Remaja harus mempunyai peran besar terhadap perubahan yang dia lakukan untuk dirinya. Jadi remaja jangan mengharapkan orang lain memperbaiki kondisinya karena merekalah generasi penerus.
”Kondisi ini tidak bisa hanya menyalahkan salah satu pihak. Bisa jadi perilaku remaja yang perlu diperbaiki atau orang-orang sekitar yang belum maksimal memberikan akses kesehatan. Tetapi, masalah ini artinya harus melibatkan remaja itu sendiri,” katanya.
Menurut Rita, saat ini remaja menghadapi situasi yang berkontribusi menimbulkan permasalahan gizi atau kesehatan. Remaja kerap melupakan kesehatannya karena berada di era dengan kemajuan makanan dan minuman kekinian tetapi tidak memiliki gizi seimbang. Jika remaja tidak diajarkan memodifikasi asupannya, pada akhirnya mereka akan mengonsumsi makanan yang tersedia di lingkungan.
Selain itu, remaja sekarang juga hidup pada situasi kemajuan teknologi yang membuat mereka menurunkan kebiasaan beraktivitas fisik atau bergerak. Bahkan, kemajuan teknologi ini membuat remaja kerap mencari informasi atau berada di ruang digital hingga larut malam.
Rita menyatakan, masalah gizi yang terjadi pada remaja berawal dari perilaku atau gaya hidup mereka. Perilaku ini bukan sesuatu yang stagnan sehingga setiap remaja masih bisa mengubahnya. Perilaku yang perlu diubah ini antara lain pola makan, pola aktivitas atau kebiasaan bergerak, pola tidur, dan manajemen stres.

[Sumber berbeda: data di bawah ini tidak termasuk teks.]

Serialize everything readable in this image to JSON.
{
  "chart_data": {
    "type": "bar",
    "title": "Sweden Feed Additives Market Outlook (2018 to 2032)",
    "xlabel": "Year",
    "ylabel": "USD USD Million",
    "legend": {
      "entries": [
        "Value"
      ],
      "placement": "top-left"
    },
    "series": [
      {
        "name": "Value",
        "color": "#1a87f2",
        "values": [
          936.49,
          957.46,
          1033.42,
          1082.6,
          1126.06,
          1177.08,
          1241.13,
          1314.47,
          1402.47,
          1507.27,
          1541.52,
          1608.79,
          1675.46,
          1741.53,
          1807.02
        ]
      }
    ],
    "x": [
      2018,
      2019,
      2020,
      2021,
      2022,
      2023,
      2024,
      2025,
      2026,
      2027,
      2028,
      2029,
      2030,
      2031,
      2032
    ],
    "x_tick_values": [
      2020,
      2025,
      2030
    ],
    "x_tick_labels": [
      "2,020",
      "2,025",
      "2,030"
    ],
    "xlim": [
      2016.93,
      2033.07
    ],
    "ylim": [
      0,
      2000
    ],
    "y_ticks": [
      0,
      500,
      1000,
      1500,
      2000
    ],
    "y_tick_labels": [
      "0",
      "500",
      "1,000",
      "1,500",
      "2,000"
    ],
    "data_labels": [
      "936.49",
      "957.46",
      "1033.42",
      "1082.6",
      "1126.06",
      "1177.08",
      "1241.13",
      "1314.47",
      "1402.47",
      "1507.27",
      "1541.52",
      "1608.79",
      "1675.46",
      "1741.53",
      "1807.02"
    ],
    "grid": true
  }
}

”Dengan mengubah gaya hidupnya, remaja bisa berkontribusi besar memutus rantai stunting. Jika remaja berada dalam status gizi yang baik, nantinya saat menjadi seorang ibu, mereka tidak akan mengalami malanutrisi. Zat gizi dalam tubuh mereka juga sudah siap disalurkan kepada janin,” ucapnya.
Tengkes baru bisa didiagnosis pada bayi berusia dua tahun saat dia mengalami gagal tumbuh. Pada usia dua tahun ini terdapat 70 persen otak yang sedang berkembang. Namun, potensi tengkes bisa dilihat pada perjalanan 1.000 hari pertama kehidupan.
Tanoto Scholars UGM 2020 dan salah satu penulis buku Cegah Stunting Sebelum Genting, Hendriasari Oktaviana, memaparkan, pola konsumsi menjadi salah satu faktor yang bisa diperbaiki oleh remaja untuk mencegah tengkes. Pola konsumsi ini perlu diubah mengingat sejumlah remaja memiliki kebiasaan mengonsumsi makanan tidak bergizi.
”Jumlah remaja yang mengalami anemia tergolong besar dan ini memicu saya untuk menulis perubahan pola konsumsi pada remaja. Perubahan ini juga tidak terlalu membutuhkan langkah besar. Remaja hanya perlu memperbanyak makanan bergizi seperti sayur dan buah setiap hari,” katanya.
Terkait hal itu, perkembangan teknologi, khususnya media sosial, dapat menjadi wadah untuk menyebarkan kampanye pencegahan tengkes pada remaja. Melalui edukasi yang disampaikan secara terus-menerus, ia yakin ke depan akan banyak remaja yang lebih peduli terhadap isu tengkes dan mulai menjalankan program-program untuk mencegahnya.